De l'intérêt du réel
Car, à un certain degré d'abstraction, il est nécessaire, du moins pour ceux qui ne s'inquiètent pas uniquement de jouer à pratiquer leur gymnastique mentale, de trouver un sens à ce que l'on recherche. Car trouver du sens, c'est gagner du même coup un pouvoir de transitivité, de partage. Or, écrire, c'est partager.
C'est partager ce que l'on a conçu en pensée, ce que l'on a mûri et poli avec ingéniosité.
La pensée est l'organisation consciente de notre rapport au monde, notamment grâce au langage.
Or, les premiers contours de ce monde sont façonnés par notre expérience sensible du réel, à travers l'ensemble de nos perceptions. Toutefois, l'appareil-monde qui sert de chambre à nos existences comprend d'étroites limites. Tout ce qui échappe à notre perception directe n'en est pas nécessairement moins réel, et tout ce que nous percevons ne reflète pas nécessairement une appréhension efficace du réel, au sens où ces perceptions-là peuvent engendrer des interactions inabouties entre l'être et le réel.

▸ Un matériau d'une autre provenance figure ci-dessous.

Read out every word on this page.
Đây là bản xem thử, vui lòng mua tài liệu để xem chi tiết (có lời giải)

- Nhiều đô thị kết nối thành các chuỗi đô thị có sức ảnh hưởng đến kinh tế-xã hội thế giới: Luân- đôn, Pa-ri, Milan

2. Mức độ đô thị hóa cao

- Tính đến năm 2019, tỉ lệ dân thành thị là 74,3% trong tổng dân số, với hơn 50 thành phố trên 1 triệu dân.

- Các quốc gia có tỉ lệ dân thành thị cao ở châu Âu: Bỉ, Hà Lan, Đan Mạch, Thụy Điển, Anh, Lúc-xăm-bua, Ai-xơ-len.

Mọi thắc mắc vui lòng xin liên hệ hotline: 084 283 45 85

La pensée vient compenser cet écart, faisant le pont entre l'appareil-monde et le réel, en rendant intelligible, et donc indirectement perceptible, ce qui échappait à notre expérience sensible primaire.
Or, nous postulons que s'il existe autant d'appareils-monde que d'agents-percepteurs, le réel est un. C'est cela même qui permet de partager une pensée, et de se rassembler autour d'elle - à partir du moment où les langages cessent provisoirement de dysfonctionner - là où les appareils-monde, eux, s'éloignent. Par conséquent, celui qui se soucie du réel au-delà de son appareil-monde a vocation à se rapprocher d'autrui. Ce rapprochement provient d'un accord. Et l'accord... c'est l'harmonie naissante, la musique-monde.